Now I'd never heard of  "pyscho candy" before but I've heard of "pycho billy" ... I bet they are equally awesome in person. 

Pycho Candy is the name of Tom Binn's pearl necklace on the cover of In Style's July issue. Now Michelle Pfieffer looks fab, she IS fab dang it, but I'm having issues with her "pearl" necklace. Apparently it's a semantics issue, a few investigations have been made actually.

So the description for this necklace claims that these are "hand dyed cultured pearls".  I'll get into the whole cultured pearl history in a sec, so you are telling me some of these came out of GIANT monster mollusks?  I actually really like his work, but in a world where the terms handmade, vintage, made in the usa and god forbid silver are used so loosely it's hard to determine what the heck anything is anymore. 

Case in point, he has a Faux Real collection (faux real, really? pleeeease) and a Real Deal collection -- here are some of my fav's:

you're typical pretty tough chic stuff, but I REALLY like his earlier work the best:
These are from the Desert Island collection from the 90's and I love them with all my heart. especially that first one, woooeeee. 

He's been quoted as saying "you are not dealing with reason you are dealing with attitude." 
I'm not sure I like that quote, but I must admit it's true. This relates to the pearls discussion, he likes to mess with people on the whole real/fake issue.  It's all in those vague descriptions, sure these are pearl-ish:

Back to that Pyscho Candy, look at the big purple guy in the middle:

I'm not saying these are fake or anything, I don't know what the heck they are. I just want to see the giant oysters they came from, damn! 

There are 3 kinds of pearls: natural, cultured, and straight up fake plastic spheres painted with a pearly paint.

Natural pearls are pretty rare, they are naturally occurring when a spec of something gets into an oyster or a mollusk then gets coated for years and years with this calcium stuff.  A diver then collects them from the bottom of the ocean. They are generally irregular in shape:

There is whole fascinating history of Japanese women oyster free-divers called Ama  - no scuba gear! they have been pretty romantized in history (mainly because they were known to dive in skimpy clothes!)
(Takamura, Women Diving for Abalone, 1840's)
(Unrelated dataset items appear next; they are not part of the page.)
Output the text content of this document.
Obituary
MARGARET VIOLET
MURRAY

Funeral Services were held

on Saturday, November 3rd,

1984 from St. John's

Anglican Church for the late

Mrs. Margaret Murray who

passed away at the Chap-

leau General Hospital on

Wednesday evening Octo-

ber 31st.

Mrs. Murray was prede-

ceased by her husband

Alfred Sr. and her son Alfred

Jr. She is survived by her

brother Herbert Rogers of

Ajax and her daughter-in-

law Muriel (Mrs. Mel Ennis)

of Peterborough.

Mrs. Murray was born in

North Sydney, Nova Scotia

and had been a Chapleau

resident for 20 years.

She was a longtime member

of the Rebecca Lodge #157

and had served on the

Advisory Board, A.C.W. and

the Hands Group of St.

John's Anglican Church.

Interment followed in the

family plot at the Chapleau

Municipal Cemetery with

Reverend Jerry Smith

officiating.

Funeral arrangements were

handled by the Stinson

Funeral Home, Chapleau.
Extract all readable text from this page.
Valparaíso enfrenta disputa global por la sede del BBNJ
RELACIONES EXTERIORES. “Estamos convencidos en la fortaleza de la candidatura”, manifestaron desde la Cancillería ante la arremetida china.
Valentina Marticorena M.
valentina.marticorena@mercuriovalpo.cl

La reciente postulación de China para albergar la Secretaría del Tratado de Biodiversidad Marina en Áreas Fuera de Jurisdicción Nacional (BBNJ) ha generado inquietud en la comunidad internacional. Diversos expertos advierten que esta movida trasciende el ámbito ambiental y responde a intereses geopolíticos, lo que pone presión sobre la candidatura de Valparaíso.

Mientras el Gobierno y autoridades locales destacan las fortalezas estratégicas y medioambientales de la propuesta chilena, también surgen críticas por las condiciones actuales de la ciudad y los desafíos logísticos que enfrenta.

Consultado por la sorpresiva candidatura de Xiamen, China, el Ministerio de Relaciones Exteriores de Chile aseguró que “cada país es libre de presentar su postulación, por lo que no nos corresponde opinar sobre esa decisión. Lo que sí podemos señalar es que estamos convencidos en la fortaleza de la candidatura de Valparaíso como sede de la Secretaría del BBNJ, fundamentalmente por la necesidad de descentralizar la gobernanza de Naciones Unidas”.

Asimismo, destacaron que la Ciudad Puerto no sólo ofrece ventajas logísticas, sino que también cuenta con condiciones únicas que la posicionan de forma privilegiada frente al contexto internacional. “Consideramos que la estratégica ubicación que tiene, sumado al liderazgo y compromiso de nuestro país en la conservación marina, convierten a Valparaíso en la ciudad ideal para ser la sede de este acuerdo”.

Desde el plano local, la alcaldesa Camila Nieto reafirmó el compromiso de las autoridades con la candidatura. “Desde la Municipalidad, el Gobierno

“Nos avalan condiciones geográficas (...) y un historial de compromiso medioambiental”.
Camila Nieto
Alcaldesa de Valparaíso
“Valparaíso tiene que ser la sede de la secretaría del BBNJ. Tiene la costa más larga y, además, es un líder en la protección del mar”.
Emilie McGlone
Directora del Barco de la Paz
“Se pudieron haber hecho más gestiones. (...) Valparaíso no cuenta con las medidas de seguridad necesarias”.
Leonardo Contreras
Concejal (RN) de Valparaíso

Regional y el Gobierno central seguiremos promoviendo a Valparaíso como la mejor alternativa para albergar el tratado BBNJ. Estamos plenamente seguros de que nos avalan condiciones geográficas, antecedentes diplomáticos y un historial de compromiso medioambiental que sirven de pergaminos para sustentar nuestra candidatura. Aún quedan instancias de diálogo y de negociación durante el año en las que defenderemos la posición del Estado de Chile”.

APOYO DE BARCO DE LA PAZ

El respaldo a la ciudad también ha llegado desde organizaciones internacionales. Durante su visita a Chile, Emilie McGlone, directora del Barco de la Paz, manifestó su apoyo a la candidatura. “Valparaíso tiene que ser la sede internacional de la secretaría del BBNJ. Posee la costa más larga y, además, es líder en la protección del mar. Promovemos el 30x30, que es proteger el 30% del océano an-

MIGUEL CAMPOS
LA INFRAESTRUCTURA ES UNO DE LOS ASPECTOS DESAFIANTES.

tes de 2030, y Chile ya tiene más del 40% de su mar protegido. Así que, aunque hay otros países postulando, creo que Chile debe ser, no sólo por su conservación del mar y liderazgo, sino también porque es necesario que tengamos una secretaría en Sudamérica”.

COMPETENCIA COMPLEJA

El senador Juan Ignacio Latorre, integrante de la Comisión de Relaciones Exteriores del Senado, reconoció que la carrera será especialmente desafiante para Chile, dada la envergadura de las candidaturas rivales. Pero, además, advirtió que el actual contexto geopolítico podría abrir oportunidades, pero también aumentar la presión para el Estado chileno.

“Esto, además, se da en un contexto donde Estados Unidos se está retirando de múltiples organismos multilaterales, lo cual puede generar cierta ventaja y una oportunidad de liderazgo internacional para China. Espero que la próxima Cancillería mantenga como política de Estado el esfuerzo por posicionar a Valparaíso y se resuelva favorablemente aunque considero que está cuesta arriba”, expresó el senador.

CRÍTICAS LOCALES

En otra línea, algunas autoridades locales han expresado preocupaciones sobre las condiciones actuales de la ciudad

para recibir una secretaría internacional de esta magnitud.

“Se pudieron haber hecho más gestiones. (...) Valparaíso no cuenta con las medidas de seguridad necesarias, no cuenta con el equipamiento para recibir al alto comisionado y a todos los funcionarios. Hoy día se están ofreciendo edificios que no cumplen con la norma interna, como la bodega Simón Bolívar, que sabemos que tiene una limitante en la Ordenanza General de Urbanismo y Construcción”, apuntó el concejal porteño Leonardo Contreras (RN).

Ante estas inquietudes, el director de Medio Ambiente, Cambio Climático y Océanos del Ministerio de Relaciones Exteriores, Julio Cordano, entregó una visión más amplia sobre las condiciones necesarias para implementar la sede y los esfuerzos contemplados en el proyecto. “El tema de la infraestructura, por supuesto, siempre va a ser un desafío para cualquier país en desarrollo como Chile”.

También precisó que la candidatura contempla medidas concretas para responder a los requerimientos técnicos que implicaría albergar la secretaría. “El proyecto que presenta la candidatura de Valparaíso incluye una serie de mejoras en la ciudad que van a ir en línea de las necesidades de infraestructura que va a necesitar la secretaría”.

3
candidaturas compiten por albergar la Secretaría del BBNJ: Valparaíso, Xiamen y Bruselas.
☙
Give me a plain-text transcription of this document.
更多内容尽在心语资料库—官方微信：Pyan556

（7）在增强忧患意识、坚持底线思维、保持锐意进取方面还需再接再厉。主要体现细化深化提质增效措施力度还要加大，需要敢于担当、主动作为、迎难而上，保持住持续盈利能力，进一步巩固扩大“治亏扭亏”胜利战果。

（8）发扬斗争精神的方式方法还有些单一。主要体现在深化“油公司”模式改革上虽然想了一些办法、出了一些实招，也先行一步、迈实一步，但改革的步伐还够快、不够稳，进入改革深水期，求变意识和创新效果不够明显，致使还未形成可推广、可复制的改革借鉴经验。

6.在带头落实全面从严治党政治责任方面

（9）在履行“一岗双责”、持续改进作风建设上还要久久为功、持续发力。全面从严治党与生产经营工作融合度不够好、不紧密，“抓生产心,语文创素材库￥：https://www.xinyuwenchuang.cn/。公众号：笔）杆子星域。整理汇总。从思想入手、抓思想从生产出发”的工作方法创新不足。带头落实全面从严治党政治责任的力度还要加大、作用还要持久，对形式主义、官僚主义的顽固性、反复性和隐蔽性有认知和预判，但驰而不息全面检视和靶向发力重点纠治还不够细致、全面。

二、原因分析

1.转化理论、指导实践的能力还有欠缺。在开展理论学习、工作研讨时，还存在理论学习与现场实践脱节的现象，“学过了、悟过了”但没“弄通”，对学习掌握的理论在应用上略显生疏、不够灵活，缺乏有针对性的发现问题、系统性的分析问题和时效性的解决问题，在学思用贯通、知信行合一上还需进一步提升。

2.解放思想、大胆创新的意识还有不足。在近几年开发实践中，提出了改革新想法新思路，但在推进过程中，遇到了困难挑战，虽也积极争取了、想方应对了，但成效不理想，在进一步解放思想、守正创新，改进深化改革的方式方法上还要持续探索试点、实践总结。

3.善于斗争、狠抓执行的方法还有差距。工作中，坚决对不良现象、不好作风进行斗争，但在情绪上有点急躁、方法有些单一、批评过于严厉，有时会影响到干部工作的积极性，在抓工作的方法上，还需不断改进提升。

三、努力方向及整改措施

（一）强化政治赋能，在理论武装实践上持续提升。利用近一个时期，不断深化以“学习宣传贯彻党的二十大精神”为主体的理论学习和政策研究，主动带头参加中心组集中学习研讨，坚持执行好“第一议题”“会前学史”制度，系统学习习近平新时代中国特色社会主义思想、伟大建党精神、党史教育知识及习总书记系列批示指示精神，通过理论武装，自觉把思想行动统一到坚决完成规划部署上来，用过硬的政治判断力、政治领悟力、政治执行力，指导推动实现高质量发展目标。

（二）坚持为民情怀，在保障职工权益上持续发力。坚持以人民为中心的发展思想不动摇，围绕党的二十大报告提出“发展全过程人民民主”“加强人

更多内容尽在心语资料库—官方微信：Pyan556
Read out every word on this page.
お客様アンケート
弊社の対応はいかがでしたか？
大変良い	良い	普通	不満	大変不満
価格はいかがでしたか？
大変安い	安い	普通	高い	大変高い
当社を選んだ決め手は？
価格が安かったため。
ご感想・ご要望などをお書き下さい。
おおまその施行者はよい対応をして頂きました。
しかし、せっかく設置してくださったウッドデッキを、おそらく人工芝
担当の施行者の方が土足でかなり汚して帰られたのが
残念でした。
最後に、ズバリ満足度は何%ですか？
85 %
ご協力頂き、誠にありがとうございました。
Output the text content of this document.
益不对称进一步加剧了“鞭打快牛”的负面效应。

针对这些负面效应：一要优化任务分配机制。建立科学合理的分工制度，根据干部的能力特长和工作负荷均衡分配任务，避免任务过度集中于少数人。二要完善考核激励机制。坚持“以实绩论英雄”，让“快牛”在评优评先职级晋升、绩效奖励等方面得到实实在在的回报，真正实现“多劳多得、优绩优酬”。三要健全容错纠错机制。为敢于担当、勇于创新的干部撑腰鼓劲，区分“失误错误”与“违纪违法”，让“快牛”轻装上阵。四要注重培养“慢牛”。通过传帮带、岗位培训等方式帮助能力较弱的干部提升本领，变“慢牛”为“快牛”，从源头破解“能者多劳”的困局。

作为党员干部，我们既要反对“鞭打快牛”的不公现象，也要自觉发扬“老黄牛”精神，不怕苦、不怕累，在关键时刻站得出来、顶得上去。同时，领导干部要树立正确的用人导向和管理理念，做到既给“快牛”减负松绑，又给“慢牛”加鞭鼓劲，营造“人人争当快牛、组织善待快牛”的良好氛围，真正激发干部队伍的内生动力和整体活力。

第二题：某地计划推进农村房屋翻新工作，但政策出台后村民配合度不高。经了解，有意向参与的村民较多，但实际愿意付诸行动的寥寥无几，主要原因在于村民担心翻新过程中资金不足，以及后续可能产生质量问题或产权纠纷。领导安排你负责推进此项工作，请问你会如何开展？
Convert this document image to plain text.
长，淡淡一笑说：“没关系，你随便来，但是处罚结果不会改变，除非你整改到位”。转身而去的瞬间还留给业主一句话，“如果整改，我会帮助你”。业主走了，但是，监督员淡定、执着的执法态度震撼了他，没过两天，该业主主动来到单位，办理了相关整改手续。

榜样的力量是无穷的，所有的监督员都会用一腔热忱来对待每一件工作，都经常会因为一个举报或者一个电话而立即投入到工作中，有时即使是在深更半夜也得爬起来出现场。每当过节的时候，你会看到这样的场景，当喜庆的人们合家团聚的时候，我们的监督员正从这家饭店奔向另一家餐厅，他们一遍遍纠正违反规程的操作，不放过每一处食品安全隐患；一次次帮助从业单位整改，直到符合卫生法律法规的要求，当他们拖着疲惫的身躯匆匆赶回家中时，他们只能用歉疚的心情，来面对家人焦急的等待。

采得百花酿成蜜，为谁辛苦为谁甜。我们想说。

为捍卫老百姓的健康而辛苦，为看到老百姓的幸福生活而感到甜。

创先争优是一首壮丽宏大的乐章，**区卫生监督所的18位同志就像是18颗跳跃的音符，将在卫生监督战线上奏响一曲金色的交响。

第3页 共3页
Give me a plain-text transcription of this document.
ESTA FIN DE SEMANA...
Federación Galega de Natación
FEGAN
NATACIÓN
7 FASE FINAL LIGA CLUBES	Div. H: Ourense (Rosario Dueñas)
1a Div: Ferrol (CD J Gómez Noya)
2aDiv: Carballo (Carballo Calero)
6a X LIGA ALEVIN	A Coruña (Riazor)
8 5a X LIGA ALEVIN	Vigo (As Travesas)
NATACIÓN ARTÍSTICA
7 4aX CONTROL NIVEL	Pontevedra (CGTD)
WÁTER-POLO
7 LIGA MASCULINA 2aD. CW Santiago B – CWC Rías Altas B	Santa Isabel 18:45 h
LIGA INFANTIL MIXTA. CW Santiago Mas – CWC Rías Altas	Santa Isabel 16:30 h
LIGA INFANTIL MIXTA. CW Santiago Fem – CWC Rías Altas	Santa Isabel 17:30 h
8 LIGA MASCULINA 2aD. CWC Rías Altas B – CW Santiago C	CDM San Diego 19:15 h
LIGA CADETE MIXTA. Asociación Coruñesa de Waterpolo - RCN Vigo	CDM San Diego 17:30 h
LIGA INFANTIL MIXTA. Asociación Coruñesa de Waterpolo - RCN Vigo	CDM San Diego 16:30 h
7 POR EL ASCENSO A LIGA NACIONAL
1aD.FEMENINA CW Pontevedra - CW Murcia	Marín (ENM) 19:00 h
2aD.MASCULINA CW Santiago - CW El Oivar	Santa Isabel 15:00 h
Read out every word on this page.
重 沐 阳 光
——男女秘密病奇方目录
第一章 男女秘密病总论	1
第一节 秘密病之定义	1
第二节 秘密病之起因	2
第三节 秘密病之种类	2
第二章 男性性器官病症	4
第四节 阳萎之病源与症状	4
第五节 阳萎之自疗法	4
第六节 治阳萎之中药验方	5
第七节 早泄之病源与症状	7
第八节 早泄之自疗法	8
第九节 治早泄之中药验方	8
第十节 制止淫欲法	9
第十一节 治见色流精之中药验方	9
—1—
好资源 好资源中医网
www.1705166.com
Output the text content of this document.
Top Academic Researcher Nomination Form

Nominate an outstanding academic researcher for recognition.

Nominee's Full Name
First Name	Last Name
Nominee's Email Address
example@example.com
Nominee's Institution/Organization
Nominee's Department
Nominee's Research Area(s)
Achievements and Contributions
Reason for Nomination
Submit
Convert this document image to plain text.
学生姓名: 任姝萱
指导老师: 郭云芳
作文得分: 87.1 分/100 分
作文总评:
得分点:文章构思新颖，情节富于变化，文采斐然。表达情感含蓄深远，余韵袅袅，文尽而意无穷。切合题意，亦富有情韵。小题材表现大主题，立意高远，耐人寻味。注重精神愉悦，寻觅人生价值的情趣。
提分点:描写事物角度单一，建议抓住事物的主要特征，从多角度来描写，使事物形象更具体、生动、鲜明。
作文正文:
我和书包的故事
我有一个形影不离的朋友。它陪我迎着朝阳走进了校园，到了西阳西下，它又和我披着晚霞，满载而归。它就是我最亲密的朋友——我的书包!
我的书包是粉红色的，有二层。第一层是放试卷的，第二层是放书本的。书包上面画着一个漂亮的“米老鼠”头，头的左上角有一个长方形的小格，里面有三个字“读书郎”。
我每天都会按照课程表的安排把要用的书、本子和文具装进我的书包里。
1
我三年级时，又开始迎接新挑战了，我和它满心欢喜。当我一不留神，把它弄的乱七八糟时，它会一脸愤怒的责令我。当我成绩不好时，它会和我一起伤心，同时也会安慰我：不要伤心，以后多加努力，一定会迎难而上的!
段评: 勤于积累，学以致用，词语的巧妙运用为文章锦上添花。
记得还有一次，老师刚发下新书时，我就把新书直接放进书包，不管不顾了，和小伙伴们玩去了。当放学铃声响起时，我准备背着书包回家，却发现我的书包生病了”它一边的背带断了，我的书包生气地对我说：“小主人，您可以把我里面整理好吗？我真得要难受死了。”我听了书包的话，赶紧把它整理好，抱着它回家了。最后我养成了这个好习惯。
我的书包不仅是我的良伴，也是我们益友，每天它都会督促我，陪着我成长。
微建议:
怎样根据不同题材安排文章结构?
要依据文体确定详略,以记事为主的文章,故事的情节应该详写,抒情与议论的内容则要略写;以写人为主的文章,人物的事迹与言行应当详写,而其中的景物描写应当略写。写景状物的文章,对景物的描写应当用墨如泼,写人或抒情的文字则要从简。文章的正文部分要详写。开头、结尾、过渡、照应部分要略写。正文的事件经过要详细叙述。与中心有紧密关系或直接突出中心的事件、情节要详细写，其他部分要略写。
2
James Bond even married one (Kissy Suzuki!) in You  Only Live Twice.

It's supposed that the majority of ama are women because of how their bodies differ from men. The fat on a female body is distributed differently than men, which ensures that they can stay warmer longer in cold water.  At least it's good for something! 

Here's a trippy vid from some Japanese ama divers:

Cultured Pearls are a whole other thing -

The process of "growing" pearls was invented by Kokichi Mikimoto in the late 1800's - I'm not sure of the reasoning behind it, probably because of the rarity and the demand.  

Did you ever that episode of America's Next Top Model where they get free Mikimoto pearls and they fake knowing who he is, it's hilarious!  check it out here. skip to 3:30 to keep your brain free of the model drama.  

Mikimoto's  goal was to make a perfectly round pearl, he worked by injecting the oysters and imitating a naturally occuring growth.  

He eventually succeeded, making them more affordable to the whole world - fulfilling the desires of all the Betty Draper's out there. 

history lesson #4 for ya, school's started up again what can I say.